From then on I met the local chief Ramelow and his sensitive ego from time to time. Its inner permasy voltage had to come loose at erratic intervals, and then it was quickly good again. Little has changed in this pattern to this day.
But the politician Ramelow developed. In the quarter of a century, in which I was allowed to accompany him (and sometimes also had to), the polemic radical oppositions became a pragmatic and conciliatory head of government. At the same time, the Wessi mutated into a Wossi and finally to someone who not only understands how East Germans work, but can actually feel it.
This was the only way to Ramelow as a native West German, the East party PDS could lead to record values and then form them as a fusion officer. This was the only way to form a tight coalition with the SPD and the Greens and, with just one voice, to become the first and probably also the only left of all left-wing prime minister. And this was the only way to apply from his government office for the Bundestag in order to then win his Erfurt constituency, the only one in Thuringia that the AfD did not get.

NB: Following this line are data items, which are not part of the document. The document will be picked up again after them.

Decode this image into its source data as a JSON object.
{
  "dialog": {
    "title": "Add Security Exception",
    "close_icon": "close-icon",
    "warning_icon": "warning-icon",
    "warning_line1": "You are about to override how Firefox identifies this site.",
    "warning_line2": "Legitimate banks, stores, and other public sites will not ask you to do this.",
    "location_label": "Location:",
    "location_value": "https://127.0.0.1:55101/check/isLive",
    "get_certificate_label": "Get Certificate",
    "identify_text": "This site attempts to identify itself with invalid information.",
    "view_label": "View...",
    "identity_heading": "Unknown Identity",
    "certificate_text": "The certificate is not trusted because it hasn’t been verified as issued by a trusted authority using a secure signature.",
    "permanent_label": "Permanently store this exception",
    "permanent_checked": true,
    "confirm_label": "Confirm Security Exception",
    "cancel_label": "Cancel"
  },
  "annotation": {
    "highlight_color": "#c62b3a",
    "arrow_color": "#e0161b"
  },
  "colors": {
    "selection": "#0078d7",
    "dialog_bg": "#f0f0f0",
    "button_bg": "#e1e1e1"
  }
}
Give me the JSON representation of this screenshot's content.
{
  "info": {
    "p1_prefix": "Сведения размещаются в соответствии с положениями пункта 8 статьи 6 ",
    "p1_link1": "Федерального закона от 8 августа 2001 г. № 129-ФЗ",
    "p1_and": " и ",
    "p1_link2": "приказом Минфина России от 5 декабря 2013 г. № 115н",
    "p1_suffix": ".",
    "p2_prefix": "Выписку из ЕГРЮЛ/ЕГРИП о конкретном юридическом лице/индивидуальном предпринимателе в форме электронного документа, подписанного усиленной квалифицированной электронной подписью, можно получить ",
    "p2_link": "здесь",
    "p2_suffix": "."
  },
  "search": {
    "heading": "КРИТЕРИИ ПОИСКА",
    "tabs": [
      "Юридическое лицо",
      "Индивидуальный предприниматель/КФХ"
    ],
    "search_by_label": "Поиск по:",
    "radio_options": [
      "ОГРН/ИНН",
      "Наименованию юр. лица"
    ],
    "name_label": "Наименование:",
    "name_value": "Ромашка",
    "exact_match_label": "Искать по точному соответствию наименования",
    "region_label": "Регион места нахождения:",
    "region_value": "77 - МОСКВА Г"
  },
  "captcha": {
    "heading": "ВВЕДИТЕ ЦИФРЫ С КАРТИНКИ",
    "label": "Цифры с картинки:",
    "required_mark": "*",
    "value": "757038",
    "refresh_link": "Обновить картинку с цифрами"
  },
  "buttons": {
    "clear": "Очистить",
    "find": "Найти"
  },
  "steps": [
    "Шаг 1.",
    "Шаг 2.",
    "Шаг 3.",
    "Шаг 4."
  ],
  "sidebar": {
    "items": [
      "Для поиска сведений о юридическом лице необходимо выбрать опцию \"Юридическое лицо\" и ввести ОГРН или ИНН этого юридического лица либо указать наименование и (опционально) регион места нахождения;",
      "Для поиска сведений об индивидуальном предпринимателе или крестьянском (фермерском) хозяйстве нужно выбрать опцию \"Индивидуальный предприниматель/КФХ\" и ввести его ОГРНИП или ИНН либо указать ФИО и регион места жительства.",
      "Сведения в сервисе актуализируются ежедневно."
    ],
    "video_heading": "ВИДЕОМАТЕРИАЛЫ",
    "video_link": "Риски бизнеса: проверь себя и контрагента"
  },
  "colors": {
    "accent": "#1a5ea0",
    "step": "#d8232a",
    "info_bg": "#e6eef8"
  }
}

So now Ramelow is sitting in the Presidium of the Bundestag, the parliament, which he once belonged to for four years in one of his seven political life. It can be assumed that he will stand up for the east in his new function, when the three East German women previously did together.
You are just not Bodo Ramelow
This does not reduce anything from what Petra Pau, Katrin Göring-Eckardt and Yvonne Magwas did as vice president. They just are not Bodo Ramelow. They were not voted out as Prime Minister with the help of the AfD and were back in office just a month later. And of course you are not asked when Verdi and Berlin’s transport companies are looking for someone to settle their really exhausting tariff dispute.
Therefore, Bodo Ramelow should now ensure that when I am in Berlin, I no longer have to stand in front of a closed subway station due to strikes. After that, however, he has to tackle his next historical task. In the absence of births at the head of the government, parliament and coalition parties, he, the behavioral, in all cases, has to fill out the representation gap all by himself.
As I know it, he naturally dares to do that. What else.
You can find all Martin Debes columns published so far .
Source: Stern

I have been working in the news industry for over 6 years, first as a reporter and now as an editor. I have covered politics extensively, and my work has appeared in major newspapers and online news outlets around the world. In addition to my writing, I also contribute regularly to 24 Hours World.